Noi abbiamo iniziato con progetti di turismo sociale nel 2019, prendendo in gestione la casa per Ferie a Pozza di Fassa. Ci siamo subito accorti di quanto ricco poteva essere un progetto di questo tipo dato che lavorare nel turismo e accoglienza per le persone fragile significa creare un ambiente inclusivo perché il mondo viene da noi: i ragazzi sono obbligati a interagire con il mondo e il mondo è obbligato a interagire con loro. Siamo partiti da questo e abbiamo visto che aveva una certa forza sia dal punto di vista sociale che economico. E per questo che da settembre 2020 con pensieri molto positivi, abbiamo creduto in noi e i dati ci stanno dando ragione. È stato un periodo difficile, però stiamo capendo che effettivamente il progetto è sostenibile. Il bello di avere anche il ristorante è che ci permette di interagire, farci conoscere e creare cultura nella nostra comunità. Abbiamo scelto il turismo in ottica di sostenibilità economica perché l’economia della nostra valle è in gran parte turistica.
- Come si è concluso la campagna di crowdfunding per il progetto “Ristorante Le Rais” e cosa ne pensa di queste iniziative di finanziamento?

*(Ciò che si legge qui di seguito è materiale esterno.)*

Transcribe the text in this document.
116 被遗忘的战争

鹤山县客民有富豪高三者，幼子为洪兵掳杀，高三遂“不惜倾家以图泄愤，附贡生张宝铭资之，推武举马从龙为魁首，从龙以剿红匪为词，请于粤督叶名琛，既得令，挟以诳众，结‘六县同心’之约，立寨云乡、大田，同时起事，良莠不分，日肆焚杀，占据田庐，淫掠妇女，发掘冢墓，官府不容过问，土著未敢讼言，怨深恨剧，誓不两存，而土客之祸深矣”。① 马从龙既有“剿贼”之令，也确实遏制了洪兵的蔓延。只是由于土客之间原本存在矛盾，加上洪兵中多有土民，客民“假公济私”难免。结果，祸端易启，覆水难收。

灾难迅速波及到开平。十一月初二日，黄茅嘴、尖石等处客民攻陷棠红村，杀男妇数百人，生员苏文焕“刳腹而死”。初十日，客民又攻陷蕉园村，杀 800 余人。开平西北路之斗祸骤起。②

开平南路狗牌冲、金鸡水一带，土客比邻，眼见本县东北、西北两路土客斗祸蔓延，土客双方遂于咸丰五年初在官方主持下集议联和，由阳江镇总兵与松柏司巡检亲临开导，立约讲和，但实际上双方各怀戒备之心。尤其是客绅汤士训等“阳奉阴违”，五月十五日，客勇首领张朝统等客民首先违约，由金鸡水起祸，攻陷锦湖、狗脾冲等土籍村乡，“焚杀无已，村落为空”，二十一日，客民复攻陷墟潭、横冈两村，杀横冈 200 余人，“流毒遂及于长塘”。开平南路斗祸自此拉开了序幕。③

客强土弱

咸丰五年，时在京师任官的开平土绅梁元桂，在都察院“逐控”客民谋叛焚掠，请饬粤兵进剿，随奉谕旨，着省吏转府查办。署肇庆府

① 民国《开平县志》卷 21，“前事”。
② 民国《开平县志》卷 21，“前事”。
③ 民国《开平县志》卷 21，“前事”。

Per noi il crowdfunding è stata un'avventura e ci siamo lanciati perché avevamo bisogno di investire e non sapevamo come partire e sostenere gli investimenti iniziali. È stata una bellissima esperienza perché ci siamo accorti quanto queste campagne vanno ben oltre ad avere la funzione del finanziamento perché comunicano e trasmettono valori. Credo sia una forma innovativa e molto bella anche perché c’è un'ottica di scambio: tu fai una donazione e noi ti riconosciamo qualcosa. Nel nostro caso erano i servizi legati al ristorante stesso. Al di là delle aspettative del punto di vista economico abbiamo sentito le persone più vicine e coinvolte.
- Il vostro lavoro, soprattutto in ambito della psicologia, ha subito variazioni durante l'epidemia della Covid? Come l’hanno affrontata le persone con difficoltà di inserimento sociale o dipendenze?
È stato un periodo che ha messo in difficoltà tutti, soprattutto quelli che avevano qualche tipo di fragilità. L’isolamento ha portato meno possibilità di accedere ai servizi e meno interazione sociali. L’arrivo della pandemia, il cambiamento obbligato, ha fatto emergere alcune fragilità o difficoltà anche a persone che magari le avevano nascoste o gestite. Perciò effettivamente il nostro lavoro nel centro psicologico è aumentato e nel periodo di lockdown abbiamo dovuto modificare il metodo. Invece rispetto all’inserimento lavorativo, la Provincia ci ha spinti a portare avanti le attività.
- Avete altri progetti in cantiere e come vedete il futuro della cooperativa?
Dopo tre anni e mezzo che siamo attivi la nostra idea è quella di strutturare e stabilizzare l’attività, migliorare la nostra organizzazione e avere cura dei dettagli. Abbiamo bisogno di concentrarci sulle cose che abbiamo avviato e organizzare il lavoro. L’unico progetto nuovo che abbiamo preso in gestione è quello di un bar sociale. Si chiama Bar Educante a San Giovanni di Fassa e noi facciamo inserimento di persone fragili.
- Cosa significa per lei operare nella Val di Fiemme e interagire con i suoi abitanti? Come descriverebbe con una frase il territorio della Val di Fiemme?
Questa è nostra casa ed è un luogo che ti fa sentire a casa. Quando proponi un nuovo progetto c’è un concetto di comunità, un senso di appartenenza che si sente piuttosto diffuso. Noi da persone locali viviamo la nostra comunità in questo modo, che veramente ci sostiene che ci avvicina.